Y empieza otro show. Algo así como el bonus track de la noche. El gurú Rubén empieza a moverse como poseído por el mismísimo Belcebú y a sacar todo tipo de cosas de su Caja de Pandora, incluido un pianito como de juguete que funciona a viento. Parece que le hubiesen adelantado el regalo del Día del Niño y no pudiese esperar para estrenarlo. Rubén sopla y sopla, pero todo lo que sale es una melodía realmente descoordinada que poco tiene que ver con lo que está pasando sobre el escenario. De todas maneras, lo que más llama la atención es la “música” que hace con su boca. Como una especie de Mc Phantom jazzero, Rubén insiste en proferir una amplia gama de extraños sonidos que van desde agonizantes suspiros hasta altísimas vocalizaciones ininteligibles. En un momento, puede verse como coloca el micrófono pegado a su garganta, intentando que un imperceptibe rasqueteo interior trascienda por los parlantes hacia nuestros oídos. Pero nada llega, claro.
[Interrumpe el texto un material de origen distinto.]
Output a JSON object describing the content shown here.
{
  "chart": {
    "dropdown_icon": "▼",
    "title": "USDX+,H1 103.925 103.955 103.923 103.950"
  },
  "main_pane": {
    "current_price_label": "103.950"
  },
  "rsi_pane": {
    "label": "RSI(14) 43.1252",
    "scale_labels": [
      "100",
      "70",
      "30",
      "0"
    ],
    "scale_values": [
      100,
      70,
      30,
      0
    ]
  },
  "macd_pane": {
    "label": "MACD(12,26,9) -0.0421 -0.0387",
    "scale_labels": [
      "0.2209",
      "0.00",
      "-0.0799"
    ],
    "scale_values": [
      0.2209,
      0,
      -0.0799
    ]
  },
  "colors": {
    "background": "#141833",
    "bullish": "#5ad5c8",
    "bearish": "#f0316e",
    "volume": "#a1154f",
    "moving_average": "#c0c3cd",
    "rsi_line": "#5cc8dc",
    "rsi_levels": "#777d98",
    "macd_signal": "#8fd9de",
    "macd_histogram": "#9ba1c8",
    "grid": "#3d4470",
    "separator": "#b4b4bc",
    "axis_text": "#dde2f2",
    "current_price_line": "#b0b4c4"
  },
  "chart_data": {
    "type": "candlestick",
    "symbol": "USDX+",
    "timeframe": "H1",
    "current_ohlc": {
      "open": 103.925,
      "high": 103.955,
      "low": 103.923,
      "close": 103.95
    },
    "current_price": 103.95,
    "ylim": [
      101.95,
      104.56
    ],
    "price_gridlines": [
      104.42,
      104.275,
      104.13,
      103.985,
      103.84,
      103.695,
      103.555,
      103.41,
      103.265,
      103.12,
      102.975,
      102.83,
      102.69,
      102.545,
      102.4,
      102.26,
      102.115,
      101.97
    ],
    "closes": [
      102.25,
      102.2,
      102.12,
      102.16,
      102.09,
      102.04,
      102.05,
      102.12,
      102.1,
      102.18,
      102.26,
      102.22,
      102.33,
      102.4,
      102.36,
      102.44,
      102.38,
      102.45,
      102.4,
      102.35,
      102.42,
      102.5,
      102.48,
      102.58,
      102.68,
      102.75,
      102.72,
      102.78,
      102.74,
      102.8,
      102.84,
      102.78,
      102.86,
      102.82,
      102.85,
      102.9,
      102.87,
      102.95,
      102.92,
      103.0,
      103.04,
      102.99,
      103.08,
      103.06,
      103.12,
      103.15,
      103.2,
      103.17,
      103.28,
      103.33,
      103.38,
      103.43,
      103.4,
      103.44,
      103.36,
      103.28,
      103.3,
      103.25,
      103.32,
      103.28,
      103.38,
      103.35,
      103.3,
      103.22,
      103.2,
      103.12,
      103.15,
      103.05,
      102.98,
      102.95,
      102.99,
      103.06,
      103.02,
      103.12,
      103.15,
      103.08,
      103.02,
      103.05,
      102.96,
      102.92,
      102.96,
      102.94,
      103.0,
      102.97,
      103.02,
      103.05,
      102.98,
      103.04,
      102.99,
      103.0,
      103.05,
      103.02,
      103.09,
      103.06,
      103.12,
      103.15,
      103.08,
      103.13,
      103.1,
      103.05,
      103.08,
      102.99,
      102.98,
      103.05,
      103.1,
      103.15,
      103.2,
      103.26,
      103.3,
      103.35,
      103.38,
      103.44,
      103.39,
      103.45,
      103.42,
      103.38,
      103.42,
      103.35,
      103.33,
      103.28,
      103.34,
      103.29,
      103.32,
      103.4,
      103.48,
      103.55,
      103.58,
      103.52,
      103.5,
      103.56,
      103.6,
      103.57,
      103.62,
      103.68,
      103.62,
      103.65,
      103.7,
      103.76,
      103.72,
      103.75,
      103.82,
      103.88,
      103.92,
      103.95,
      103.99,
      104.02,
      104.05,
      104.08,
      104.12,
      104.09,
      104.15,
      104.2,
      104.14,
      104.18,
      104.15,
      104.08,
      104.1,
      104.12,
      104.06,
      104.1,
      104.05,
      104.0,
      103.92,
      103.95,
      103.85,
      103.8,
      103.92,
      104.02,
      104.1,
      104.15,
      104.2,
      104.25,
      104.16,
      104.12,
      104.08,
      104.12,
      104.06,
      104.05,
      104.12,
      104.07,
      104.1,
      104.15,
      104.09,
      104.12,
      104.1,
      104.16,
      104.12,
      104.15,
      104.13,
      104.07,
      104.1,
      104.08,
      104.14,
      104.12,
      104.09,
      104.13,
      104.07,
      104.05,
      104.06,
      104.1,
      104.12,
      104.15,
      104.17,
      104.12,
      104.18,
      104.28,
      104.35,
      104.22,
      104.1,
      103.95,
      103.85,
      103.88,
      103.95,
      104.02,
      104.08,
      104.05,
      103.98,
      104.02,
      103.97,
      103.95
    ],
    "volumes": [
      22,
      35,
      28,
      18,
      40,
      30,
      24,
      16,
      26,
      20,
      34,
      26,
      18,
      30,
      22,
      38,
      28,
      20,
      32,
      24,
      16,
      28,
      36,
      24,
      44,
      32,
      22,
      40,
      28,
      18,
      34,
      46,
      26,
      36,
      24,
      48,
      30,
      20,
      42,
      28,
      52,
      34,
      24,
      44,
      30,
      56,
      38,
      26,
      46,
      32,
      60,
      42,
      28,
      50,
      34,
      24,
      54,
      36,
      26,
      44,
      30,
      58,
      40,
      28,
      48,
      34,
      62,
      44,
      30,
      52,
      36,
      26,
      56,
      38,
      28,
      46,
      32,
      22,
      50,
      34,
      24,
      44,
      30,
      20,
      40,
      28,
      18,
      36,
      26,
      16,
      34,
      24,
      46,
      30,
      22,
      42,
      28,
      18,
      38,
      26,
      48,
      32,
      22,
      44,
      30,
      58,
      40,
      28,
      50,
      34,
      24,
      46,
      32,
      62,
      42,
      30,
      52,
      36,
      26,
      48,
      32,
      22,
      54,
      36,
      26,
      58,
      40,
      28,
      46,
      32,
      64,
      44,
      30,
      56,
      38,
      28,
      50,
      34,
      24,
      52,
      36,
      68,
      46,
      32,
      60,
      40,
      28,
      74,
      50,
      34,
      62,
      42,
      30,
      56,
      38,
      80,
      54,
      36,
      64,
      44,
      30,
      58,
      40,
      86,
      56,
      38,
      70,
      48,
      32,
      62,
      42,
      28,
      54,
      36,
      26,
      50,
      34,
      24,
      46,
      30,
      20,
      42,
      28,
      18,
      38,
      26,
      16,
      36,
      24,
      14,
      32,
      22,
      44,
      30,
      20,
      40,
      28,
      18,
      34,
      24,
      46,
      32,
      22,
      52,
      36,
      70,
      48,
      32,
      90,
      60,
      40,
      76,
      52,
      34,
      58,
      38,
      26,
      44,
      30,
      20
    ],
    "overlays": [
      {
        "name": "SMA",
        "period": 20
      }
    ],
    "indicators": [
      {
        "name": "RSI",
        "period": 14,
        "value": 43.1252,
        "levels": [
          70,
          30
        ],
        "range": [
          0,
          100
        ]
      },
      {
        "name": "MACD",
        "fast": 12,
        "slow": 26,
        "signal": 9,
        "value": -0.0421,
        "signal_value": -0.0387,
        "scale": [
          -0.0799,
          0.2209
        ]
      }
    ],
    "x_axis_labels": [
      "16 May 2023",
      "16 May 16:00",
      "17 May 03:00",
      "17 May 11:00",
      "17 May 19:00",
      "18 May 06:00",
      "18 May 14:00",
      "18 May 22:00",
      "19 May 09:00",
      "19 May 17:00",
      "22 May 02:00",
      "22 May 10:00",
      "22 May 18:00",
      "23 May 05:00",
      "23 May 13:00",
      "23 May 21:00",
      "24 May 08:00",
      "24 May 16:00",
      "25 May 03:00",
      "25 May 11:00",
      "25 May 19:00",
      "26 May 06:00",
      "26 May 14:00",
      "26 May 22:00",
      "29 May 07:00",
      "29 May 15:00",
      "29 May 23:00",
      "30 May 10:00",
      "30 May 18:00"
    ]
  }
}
El público (o parte de él) pide bis y luego sí llega el final. Algunos gritan bravo, maestro, y el gurú saluda agradecido. Edy parece entusiasmado también y se acerca a saludar a los músicos. Es hora de partir. Ponemos un pie sobre Corrientes y el frío nos da una cachetada que eclipsa todo menos las sonrisas. Extraña noche de jazz (y mucho más).